Though there had been no major exacerbation of symptoms, Madhu's neurologist immediately prescribed Interferon injections 3 times a day for the rest of her life. "To hear about 42 new lesions was overwhelming! Future seemed uncertain. I was worried about my health and my son's future without both parents. Yes, I began imagining the worst case scenario."

This is when someone suggested a doctor in Bangalore who had treated patients with Multiple Sclerosis in the US for over 30 years. When Madhu spoke to her parents and brother about it, they were more than helpful. "I couldn't have survived without their support! I could barely stand without someone holding my hand - I was still feeling dizzy all the time. Along with my mother, somehow I traveled to Bangalore to meet him. He said I have to dedicate the next 16 to 24 months to treatment and avoid anything or anyone giving me stress."

Madhu's doctor did not promise her a cure.
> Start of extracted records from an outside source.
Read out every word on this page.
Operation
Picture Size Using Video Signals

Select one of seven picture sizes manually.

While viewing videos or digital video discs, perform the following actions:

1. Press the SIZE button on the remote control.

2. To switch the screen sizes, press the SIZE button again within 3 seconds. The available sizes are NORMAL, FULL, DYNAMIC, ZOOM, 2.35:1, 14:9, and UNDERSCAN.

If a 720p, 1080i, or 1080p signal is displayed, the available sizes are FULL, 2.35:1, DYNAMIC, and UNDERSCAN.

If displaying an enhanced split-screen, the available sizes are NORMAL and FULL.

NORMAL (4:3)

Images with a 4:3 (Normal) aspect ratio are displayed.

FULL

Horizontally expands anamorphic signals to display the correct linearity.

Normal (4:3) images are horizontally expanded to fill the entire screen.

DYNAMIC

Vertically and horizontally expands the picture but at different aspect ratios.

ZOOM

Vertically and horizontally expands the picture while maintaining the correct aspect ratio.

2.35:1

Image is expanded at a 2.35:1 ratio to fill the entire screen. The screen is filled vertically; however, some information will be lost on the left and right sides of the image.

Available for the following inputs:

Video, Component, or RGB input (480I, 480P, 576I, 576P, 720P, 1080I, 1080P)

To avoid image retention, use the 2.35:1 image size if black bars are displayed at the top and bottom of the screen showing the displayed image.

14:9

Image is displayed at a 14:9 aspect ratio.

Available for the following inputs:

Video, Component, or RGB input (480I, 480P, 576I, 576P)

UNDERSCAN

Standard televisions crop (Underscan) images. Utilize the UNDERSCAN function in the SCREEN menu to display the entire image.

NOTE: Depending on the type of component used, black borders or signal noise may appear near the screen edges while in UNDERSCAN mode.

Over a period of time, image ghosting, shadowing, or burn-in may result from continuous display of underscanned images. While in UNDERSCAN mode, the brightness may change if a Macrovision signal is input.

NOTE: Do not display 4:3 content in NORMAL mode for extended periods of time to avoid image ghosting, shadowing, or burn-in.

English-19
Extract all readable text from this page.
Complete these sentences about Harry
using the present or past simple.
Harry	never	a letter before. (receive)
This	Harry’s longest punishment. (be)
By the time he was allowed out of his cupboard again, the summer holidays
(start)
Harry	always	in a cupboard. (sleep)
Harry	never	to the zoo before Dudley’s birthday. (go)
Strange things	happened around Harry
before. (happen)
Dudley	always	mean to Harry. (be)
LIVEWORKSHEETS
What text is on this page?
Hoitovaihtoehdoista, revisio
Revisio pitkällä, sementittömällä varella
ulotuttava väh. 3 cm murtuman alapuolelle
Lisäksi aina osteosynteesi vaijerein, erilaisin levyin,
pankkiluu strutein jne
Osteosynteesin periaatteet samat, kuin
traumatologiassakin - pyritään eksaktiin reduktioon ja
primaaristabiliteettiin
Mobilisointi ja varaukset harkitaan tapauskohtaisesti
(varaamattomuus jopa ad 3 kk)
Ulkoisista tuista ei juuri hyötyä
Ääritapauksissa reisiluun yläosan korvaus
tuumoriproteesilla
But she has done enough research to know that none of his MS patients are in a wheelchair. "Within 10 days of taking his treatment, my dizzy spells stopped. I don't have to worry about starting Interferon shots any more. Among a host of health supplements, reflexology & infrared treatments and intravenous medications, he has also put me on magnesium supplements. There are ozone shots to the knee which makes me great when I walk. Imagine enduring pain in your leg in different places every day for over a decade...compared to that, now I get leg spasms once every few weeks. I also suffer from nutritional malabsorption due to leaky gut, and he's treating that as well."

She has to avoid milk and wheat, and all related products from her diet. Her body has to be chemical-free as much as possible - it means no deodorant, nail polish, perfume, powder, aerated drinks and so on.

Madhu's treatment, which costs over Rs.1 lakh a month, sounds like an expensive quick fix for a serious neurological problem but she swears by it. "Many regular medical practitioners dismiss holistic healing (treatment of mind, body and soul) as some new-age rubbish but look at the results - I barely have any dizzy spells, my leg spasms have reduced to perhaps a monthly occurrence from a daily thing and side-effects of taking steroids such as acid reflux, risk of peptic ulcer, hunger, etc have reduced drastically."

Her only goal is to keep the door shut on the progression of Multiple Sclerosis. "I am not recommending this treatment to anyone with MS. Always get a proper diagnosis, do your research and choose a treatment appropriate for your condition. But in my case, I do not want remitting relapsing MS to become secondary progressive. It's either that or, just give into the disease and wait for an excruciatingly painful life. Tell me, which would you choose?"

(***Name changed to protect privacy)

(This article is published solely for creating awareness about Multiple Sclerosis. Medindia does not endorse scientifically unverified treatments mentioned in this story.)